Here is an example of a CWWorker method which will asynchronously
delete an entity from the database, this is interesting in case the
entity has many composite relations and its deletion will trigger
lengthy chained deletions. The entity is at the end of an added
CWWorkerTask relation called ``target``::
def do_delete_entity(self, session, task):
entity = task.target[0]
session.execute('DELETE Any X WHERE X eid %(eid)s', {'eid': entity.eid})
return _('Success')
To trigger the deletion, all you need to do is to create a
CWWorkerTask with the correct operation and target (which in this case
may require overriding cubicweb.web.views.editforms.DeleteConfFormView
and setting up a custom Controller)::
task = self._cw.create_entity('CWWorkerTask',
operation=u'delete_entity',
target=some_entity)
Instance setup
--------------
You need to configure your instance to start the worker. This is done
by setting ``long-transaction-worker`` to True in your instance
configuration file (this is in the ``[WORKER]`` section). This will
start a periodic task (you can also configure the period with
``worker-polling-period``) which will look for pending tasks in the
database. When a task is found, the worker will grab it and start
working on it. The ``worker-max-load`` option sets the maximum number
of tasks that can be run simultaneously by a worker. It defaults to 2
and you may want to set it to 1, but setting higher values will
degrade performances.
You can setup your instance as usual and configure it with a worker,
but the efficient way of doing things is to setup 2 instances (or
more) sharing a common database. The first instance will have the
``long-transaction-worker`` option set to False and will concentrate
on web serving, and will create new ``CWWorkerTask``. The other
instances can be repository only (i.e. ``cubicweb-ctl create -c
repository -a somecube myworkerinstance``) and will have
``long-transaction-worker`` set to True.
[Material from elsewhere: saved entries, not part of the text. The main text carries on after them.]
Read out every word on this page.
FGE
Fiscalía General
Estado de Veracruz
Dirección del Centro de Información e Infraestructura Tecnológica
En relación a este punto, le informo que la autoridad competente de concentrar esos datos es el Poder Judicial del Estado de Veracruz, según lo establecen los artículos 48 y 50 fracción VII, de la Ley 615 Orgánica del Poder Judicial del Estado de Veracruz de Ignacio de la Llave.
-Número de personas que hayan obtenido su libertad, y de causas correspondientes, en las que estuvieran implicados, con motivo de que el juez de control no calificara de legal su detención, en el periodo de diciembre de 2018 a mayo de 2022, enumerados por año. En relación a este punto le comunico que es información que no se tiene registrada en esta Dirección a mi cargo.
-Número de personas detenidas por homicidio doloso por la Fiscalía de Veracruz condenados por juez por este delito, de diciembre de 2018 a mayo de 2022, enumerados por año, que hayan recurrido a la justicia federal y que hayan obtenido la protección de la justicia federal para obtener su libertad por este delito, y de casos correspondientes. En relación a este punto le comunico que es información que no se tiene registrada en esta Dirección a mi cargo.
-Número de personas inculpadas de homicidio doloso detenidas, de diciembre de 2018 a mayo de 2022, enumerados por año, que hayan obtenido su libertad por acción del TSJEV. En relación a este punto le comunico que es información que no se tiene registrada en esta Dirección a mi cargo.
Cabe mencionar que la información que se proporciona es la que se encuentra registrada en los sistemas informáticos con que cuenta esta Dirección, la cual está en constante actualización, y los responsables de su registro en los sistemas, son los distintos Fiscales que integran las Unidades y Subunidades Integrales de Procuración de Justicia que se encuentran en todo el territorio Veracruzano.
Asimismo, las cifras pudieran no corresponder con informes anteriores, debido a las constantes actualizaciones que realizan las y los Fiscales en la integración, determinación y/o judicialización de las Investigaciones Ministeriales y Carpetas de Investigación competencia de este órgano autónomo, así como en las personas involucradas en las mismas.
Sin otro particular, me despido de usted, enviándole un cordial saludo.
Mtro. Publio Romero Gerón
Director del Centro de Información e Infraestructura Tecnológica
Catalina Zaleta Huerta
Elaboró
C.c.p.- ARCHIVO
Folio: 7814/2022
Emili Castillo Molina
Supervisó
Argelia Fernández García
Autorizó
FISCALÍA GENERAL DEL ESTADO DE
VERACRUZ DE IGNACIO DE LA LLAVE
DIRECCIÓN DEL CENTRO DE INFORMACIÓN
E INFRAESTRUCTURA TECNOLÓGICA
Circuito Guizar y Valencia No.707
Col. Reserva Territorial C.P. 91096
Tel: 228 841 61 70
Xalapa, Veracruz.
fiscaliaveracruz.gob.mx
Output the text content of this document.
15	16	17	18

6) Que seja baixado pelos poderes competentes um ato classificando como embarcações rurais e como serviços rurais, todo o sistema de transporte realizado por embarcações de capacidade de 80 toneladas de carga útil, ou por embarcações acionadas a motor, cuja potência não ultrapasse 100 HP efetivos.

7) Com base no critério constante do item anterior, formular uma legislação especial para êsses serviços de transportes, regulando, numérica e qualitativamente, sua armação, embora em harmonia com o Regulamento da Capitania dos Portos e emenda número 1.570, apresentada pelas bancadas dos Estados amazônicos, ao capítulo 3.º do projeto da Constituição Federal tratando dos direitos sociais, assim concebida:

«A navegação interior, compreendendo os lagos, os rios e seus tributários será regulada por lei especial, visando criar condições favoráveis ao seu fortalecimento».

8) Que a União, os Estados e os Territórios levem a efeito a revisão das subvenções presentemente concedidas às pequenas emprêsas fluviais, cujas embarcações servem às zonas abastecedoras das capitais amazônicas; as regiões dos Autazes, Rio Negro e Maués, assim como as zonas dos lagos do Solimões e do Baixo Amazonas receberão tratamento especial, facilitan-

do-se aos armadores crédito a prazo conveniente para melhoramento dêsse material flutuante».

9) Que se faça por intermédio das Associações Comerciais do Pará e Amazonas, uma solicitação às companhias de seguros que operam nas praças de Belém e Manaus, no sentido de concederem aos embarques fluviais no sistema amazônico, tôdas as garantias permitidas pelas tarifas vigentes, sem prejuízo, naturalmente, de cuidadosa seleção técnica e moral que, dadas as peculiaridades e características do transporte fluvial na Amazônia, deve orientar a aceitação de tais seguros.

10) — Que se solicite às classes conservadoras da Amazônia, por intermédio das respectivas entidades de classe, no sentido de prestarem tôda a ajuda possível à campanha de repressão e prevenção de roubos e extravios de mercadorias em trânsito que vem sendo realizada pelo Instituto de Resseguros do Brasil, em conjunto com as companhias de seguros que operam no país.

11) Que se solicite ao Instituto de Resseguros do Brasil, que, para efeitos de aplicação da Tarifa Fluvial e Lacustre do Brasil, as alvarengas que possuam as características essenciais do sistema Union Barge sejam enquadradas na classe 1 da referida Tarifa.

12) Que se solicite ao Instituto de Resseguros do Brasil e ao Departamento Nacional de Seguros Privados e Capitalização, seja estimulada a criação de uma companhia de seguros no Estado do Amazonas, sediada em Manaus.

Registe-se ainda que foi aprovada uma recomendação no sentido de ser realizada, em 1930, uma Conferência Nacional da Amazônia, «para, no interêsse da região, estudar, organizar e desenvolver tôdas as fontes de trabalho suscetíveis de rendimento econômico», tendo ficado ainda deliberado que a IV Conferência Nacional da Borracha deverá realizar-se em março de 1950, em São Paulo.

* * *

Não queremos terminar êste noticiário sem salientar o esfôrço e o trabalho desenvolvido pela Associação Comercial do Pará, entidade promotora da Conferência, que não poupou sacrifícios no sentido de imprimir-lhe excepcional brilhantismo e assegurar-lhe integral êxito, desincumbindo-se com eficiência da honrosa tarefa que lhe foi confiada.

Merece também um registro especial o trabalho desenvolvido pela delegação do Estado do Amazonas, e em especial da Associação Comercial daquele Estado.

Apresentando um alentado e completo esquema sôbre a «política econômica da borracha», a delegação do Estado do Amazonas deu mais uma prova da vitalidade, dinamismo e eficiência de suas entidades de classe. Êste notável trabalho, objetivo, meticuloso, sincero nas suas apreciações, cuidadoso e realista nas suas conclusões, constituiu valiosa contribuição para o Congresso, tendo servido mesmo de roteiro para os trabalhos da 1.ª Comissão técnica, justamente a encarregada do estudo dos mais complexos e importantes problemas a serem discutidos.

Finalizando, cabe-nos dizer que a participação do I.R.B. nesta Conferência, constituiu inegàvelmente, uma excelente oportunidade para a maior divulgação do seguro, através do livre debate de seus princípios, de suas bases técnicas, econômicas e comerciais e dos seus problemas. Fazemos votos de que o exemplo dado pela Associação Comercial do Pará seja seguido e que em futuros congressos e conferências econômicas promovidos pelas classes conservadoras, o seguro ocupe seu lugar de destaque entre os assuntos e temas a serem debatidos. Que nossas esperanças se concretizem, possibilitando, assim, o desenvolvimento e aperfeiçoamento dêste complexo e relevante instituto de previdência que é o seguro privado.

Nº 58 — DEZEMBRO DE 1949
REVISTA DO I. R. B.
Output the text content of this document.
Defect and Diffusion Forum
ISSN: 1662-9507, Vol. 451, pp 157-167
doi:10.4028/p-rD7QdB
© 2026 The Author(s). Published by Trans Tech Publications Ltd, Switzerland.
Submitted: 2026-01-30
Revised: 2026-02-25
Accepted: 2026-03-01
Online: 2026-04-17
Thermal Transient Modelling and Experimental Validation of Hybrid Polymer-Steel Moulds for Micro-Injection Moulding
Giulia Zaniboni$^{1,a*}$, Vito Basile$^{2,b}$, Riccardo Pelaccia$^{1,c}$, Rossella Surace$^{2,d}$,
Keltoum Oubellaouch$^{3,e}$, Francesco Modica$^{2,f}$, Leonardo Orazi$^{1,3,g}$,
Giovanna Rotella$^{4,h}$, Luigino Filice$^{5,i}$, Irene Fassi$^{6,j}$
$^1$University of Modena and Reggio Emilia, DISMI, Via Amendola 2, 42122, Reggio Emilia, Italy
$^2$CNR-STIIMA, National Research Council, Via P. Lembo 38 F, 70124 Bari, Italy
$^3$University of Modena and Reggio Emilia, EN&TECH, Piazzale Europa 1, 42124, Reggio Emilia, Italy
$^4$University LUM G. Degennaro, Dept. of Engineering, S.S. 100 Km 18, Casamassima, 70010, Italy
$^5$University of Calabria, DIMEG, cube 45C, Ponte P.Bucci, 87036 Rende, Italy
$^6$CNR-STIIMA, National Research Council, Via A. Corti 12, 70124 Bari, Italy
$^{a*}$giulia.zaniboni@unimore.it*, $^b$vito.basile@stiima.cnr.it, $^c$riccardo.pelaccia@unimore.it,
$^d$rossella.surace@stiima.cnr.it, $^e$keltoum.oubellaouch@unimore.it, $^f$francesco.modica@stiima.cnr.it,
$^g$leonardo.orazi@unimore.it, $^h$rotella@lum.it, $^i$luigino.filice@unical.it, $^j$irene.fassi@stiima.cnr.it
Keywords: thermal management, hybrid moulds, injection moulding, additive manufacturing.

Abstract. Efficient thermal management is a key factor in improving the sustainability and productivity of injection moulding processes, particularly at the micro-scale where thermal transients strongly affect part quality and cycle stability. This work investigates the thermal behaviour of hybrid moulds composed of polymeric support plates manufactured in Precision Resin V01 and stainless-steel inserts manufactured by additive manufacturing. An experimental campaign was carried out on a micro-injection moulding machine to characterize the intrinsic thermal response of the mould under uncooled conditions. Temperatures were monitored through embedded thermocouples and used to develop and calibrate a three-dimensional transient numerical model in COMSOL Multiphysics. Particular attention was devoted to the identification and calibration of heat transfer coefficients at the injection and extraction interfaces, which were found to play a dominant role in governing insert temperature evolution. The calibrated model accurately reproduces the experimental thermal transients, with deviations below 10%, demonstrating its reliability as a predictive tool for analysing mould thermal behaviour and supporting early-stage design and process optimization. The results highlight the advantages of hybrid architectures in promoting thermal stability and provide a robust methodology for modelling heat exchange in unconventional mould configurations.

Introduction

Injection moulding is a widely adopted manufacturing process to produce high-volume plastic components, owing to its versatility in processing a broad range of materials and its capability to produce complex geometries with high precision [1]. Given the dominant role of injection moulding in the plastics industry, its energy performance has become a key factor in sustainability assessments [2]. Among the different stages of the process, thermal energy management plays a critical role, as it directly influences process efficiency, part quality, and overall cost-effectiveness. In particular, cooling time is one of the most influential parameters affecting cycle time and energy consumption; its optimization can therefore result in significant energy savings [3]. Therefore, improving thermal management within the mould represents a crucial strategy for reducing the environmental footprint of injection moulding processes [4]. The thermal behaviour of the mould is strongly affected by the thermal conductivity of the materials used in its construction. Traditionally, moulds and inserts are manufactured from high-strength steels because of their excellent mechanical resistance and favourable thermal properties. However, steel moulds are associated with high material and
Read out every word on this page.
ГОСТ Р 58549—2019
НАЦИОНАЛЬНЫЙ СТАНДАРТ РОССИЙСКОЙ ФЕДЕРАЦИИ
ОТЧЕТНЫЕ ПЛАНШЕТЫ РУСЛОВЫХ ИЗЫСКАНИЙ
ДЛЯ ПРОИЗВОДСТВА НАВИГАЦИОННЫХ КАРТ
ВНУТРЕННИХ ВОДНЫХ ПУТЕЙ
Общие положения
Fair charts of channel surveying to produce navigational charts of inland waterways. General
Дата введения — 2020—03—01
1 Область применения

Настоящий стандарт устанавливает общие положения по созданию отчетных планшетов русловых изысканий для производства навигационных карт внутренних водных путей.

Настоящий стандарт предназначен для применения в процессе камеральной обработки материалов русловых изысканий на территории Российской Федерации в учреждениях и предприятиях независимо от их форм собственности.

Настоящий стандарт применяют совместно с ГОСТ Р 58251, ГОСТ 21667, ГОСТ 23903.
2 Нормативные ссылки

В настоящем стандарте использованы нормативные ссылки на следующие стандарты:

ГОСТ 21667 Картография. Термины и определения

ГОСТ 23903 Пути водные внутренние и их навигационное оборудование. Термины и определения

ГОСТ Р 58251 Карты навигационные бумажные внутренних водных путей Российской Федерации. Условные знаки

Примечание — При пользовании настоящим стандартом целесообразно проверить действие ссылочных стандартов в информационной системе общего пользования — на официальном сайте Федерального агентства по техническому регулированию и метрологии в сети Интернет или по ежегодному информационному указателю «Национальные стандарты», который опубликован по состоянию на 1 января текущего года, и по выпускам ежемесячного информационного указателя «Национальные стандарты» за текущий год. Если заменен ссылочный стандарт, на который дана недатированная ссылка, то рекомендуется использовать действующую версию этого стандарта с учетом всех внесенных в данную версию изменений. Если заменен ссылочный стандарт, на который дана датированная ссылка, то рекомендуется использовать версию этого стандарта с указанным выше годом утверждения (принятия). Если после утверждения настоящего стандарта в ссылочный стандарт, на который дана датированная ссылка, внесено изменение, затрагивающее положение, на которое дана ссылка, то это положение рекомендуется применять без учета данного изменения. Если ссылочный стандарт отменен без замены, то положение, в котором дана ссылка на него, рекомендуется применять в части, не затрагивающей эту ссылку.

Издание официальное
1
That will ensure that the
workers and the web serving processes are not fighting over Python's
Global Interpreter Lock and provide maximum performance.
Note about connections pool size: each task processed by a worker
can use typically up to 3 connection from the pool. If you are running
a worker in the same instance as the one which does web serving, you
will probably need to set a larger ``connections-pool-size`` value
than the default (4): 7 or 8 should be fine.